There are many things to consider when starting a business and the attorneys at Law offices of J. Craig Demetras are experienced with handling your questions and providing the necessary foundation for your business structure. Here are some of the most frequent questions our office initially receives from our clients.
1. What business entity is best for my company needs? Should I form a limited partnership, an LLC, an S-Corporation, or a C-Corporation? There are a few legal structures for businesses to consider, such as a limited partnership, a limited liability company (LLC), an S-Corporation or a C-Corporation. Each type of structure has its own requirements for formation and maintaining status. A partnership, like a sole proprietorship, attaches personal liability to the owners of the business; however, a limited partnership will offer some liability protection, but this protection is limited to the amount of capital contributed by the limited partner while the general partner continues to hold unlimited liability.
The popular LLC provides member’s liability to be limited to the amount of capital contribution. An LLC is generally protected from personal liability without being required to observe corporate formalities. Unlike Corporations, LLCs are not subject to double taxation, but instead enjoy pass-through taxation, similar to partnerships or sole proprietorships. Although LLCs provide more freedom, there is in fact less legal certainty behind them because statutory and case law is less developed. Moreover, and up until recently, courts have begun to attach personal liability to members of LLCs (e.g., bankruptcy court).
A corporation is a legal entity that is separate from its owner, which generally shields that owner from personal liability. Corporations are subject to double taxation and require various formalities to maintain their status, such as conducting annual meetings, recording meeting minutes, electing directors, and issuing stock certificates.
An S-Corporation offers stockholder’s liability protection to the extent of the amount of capital contributed. S-Corporations require no more than 100 stockholders, only specific types of stockholders, and only one class of stock. On the other hand, a C-Corporation issues both common stock and preferred stock. In addition, some elect to be treated as an S-Corporation for U.S. federal income tax purposes.
A C-Corporation is the most common entity form for a public company. LLCs and limited partnerships are typically converted to C-Corporations before an initial public offering. An S-Corporation can easily be converted later into a C-Corporation (e.g., before an initial public offering).
As mentioned above, each business entity serves a specific purpose and can serve your business needs depending on what goods or services you plan to provide. Our firm is committed to offering the best legal advice on moving forward with your business.
2. Should I incorporate in Nevada? Delaware is the most common state of incorporation because of its well-developed corporate law. However, if your business is in Nevada, then it is to your benefit to incorporate where the business located. Nevada is very pro-business so if your business is in Nevada then incorporating in Nevada may be best option to save you from additional fees and complexities of incorporating elsewhere.

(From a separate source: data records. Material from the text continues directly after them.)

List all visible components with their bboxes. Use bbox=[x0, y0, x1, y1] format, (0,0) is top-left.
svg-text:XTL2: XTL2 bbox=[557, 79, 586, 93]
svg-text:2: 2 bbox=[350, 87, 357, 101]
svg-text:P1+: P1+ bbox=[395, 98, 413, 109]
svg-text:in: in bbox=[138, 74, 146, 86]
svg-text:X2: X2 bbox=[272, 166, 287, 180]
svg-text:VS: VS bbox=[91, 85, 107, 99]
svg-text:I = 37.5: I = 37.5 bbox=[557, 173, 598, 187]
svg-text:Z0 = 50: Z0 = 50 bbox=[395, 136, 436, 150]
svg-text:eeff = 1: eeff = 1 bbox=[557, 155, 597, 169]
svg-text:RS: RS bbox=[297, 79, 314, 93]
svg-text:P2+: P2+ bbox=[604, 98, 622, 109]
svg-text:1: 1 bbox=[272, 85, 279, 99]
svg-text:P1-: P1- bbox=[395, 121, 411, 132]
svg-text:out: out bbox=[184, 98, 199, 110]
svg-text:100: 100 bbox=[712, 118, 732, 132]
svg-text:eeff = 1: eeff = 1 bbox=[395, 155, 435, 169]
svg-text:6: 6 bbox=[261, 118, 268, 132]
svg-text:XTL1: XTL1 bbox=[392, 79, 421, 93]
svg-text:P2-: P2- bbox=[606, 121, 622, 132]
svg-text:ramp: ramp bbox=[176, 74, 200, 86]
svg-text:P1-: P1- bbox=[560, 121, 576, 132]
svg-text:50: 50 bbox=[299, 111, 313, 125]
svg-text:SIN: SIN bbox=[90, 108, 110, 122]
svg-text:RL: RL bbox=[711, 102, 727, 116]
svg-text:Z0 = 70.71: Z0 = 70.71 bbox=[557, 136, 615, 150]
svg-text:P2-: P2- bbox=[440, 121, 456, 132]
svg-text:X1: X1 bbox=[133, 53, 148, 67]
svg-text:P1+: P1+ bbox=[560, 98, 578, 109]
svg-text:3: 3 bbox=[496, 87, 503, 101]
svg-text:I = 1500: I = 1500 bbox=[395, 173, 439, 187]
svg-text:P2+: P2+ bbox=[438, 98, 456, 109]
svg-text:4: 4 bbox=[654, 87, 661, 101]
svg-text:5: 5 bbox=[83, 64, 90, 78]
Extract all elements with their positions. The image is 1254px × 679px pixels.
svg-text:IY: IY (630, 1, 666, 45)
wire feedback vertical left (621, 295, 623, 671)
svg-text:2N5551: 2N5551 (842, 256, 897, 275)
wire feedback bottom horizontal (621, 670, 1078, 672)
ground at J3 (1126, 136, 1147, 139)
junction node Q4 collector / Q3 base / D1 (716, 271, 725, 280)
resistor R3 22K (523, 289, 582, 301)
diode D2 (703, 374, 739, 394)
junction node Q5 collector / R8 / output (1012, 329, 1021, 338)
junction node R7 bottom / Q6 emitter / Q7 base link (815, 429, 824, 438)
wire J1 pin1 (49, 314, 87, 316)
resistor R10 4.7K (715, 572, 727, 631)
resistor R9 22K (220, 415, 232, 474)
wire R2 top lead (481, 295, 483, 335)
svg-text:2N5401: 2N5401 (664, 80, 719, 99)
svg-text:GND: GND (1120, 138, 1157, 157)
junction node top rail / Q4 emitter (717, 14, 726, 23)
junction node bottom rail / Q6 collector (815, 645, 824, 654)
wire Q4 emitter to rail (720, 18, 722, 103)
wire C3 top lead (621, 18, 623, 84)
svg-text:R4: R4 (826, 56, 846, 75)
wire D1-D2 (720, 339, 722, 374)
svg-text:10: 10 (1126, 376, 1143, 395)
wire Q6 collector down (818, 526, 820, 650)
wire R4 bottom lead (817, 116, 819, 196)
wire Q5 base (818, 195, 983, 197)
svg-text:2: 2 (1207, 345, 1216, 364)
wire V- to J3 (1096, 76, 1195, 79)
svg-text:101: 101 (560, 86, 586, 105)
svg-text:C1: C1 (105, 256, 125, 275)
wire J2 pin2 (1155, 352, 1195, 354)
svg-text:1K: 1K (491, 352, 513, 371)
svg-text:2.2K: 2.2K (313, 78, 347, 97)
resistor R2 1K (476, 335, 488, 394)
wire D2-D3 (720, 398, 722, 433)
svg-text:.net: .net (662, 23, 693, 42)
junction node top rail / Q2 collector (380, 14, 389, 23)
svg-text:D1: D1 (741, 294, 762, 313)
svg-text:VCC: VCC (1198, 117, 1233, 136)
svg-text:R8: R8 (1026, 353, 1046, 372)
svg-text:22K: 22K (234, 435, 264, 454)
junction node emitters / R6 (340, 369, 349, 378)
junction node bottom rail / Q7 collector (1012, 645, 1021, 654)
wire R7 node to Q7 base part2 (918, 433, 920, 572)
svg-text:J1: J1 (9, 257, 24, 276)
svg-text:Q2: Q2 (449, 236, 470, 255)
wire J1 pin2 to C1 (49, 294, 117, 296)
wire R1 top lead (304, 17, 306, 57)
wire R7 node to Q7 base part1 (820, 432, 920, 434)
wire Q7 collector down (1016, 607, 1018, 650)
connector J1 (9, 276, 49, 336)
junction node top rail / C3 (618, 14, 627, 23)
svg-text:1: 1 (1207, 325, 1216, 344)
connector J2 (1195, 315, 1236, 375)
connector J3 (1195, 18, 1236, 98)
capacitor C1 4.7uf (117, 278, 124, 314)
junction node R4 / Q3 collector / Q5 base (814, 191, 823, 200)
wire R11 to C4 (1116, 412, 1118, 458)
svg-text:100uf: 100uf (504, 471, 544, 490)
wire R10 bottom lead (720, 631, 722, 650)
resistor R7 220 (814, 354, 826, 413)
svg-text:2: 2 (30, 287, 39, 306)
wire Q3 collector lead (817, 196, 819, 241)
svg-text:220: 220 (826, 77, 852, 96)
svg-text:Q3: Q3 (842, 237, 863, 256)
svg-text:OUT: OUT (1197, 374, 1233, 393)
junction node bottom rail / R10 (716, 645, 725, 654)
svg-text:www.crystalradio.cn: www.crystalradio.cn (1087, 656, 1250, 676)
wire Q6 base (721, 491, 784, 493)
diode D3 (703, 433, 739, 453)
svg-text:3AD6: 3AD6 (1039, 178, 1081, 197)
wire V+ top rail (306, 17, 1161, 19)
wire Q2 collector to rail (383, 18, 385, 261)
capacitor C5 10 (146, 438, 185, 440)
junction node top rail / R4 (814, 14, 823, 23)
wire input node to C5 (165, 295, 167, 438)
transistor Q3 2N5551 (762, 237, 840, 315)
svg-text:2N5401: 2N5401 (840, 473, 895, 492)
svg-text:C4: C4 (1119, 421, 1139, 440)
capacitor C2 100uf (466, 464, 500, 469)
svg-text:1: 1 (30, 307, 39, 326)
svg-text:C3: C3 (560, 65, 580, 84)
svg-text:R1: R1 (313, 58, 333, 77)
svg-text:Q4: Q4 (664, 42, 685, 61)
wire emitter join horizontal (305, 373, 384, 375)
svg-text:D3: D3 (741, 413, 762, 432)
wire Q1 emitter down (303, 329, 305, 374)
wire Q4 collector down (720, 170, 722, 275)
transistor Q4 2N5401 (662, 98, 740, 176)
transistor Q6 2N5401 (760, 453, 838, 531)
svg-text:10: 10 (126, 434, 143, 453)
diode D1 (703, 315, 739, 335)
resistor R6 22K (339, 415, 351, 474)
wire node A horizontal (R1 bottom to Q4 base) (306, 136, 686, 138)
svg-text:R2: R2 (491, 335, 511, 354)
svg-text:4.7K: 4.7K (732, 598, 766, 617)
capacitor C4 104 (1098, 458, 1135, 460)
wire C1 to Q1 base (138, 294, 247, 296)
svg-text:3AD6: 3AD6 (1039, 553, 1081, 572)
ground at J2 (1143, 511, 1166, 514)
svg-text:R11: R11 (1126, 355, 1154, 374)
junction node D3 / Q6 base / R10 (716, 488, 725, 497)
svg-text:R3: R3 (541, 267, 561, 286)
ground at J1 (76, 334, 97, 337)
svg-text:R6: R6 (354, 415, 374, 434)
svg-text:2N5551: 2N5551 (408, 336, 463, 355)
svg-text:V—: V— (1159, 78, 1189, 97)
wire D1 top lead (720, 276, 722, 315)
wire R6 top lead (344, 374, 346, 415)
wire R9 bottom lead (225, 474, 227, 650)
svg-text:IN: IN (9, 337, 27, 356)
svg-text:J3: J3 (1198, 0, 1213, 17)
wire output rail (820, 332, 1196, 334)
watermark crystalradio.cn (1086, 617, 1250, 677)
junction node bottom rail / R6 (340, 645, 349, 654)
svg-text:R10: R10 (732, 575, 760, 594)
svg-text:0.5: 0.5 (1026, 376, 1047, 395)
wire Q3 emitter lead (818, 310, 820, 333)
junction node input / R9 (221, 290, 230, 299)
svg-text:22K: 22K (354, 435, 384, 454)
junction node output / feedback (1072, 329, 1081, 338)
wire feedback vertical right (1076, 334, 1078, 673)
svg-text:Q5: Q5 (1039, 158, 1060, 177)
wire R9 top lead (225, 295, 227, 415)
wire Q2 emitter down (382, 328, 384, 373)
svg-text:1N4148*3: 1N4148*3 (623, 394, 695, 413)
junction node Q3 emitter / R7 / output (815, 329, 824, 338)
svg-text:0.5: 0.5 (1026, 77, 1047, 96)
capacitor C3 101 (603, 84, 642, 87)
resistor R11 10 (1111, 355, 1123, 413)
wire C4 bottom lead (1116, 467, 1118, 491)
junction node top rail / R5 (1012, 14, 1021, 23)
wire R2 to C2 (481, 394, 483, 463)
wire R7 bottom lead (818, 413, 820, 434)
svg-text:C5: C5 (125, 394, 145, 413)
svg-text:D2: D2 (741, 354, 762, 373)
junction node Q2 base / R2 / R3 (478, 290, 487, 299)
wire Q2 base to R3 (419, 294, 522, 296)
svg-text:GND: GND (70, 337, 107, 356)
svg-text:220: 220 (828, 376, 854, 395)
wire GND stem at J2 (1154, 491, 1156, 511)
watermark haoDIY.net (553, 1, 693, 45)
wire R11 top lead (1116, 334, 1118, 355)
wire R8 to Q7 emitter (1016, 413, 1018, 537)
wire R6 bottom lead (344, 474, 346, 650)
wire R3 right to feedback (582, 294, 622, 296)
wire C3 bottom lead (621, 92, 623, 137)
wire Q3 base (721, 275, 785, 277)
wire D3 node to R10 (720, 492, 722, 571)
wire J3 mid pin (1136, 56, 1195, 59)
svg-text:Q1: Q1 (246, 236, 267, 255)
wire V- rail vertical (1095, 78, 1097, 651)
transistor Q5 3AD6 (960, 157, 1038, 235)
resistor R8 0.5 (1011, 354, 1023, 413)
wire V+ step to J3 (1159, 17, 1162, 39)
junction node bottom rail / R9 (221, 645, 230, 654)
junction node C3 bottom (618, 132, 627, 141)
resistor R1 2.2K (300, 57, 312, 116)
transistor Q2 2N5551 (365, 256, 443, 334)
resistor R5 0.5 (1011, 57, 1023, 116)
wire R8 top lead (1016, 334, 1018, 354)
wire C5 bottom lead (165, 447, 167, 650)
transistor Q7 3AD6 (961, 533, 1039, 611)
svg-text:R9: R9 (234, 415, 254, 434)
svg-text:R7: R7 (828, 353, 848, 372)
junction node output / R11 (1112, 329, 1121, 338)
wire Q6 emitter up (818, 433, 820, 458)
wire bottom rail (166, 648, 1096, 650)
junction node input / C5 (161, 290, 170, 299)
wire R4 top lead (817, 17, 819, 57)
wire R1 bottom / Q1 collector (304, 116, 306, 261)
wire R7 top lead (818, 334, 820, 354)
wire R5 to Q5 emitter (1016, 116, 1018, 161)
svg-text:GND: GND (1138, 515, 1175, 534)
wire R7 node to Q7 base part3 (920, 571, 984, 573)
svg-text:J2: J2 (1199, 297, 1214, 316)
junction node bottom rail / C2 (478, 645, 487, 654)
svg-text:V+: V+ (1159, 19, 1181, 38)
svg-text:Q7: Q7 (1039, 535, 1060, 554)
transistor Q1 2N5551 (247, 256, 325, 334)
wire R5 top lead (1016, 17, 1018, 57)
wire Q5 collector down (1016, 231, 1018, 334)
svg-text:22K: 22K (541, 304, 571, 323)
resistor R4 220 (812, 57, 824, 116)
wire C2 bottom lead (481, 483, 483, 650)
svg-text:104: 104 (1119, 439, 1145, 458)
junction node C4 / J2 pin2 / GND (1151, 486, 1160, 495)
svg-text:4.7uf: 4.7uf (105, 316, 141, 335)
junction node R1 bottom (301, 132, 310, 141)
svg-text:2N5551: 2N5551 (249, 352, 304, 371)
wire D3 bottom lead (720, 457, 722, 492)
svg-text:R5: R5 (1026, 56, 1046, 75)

3. What are the biggest challenges with starting my own business? Starting a business can be very time consuming and challenging for the development of your product or service. Some challenges that our firm can assist you with are developing a business plan that addresses the proper formation, capital and cash flow, and continued legal services through our firm, as well as our firm serving as your registered agent. In addition, depending on the nature of your business, obtaining the necessary permits, licenses, or registrations for your business can be a challenge to begin operating as a legitimate a business (e.g., city and county business permits or licenses, zoning permit, Federal and State tax/employer ID’s, etc.).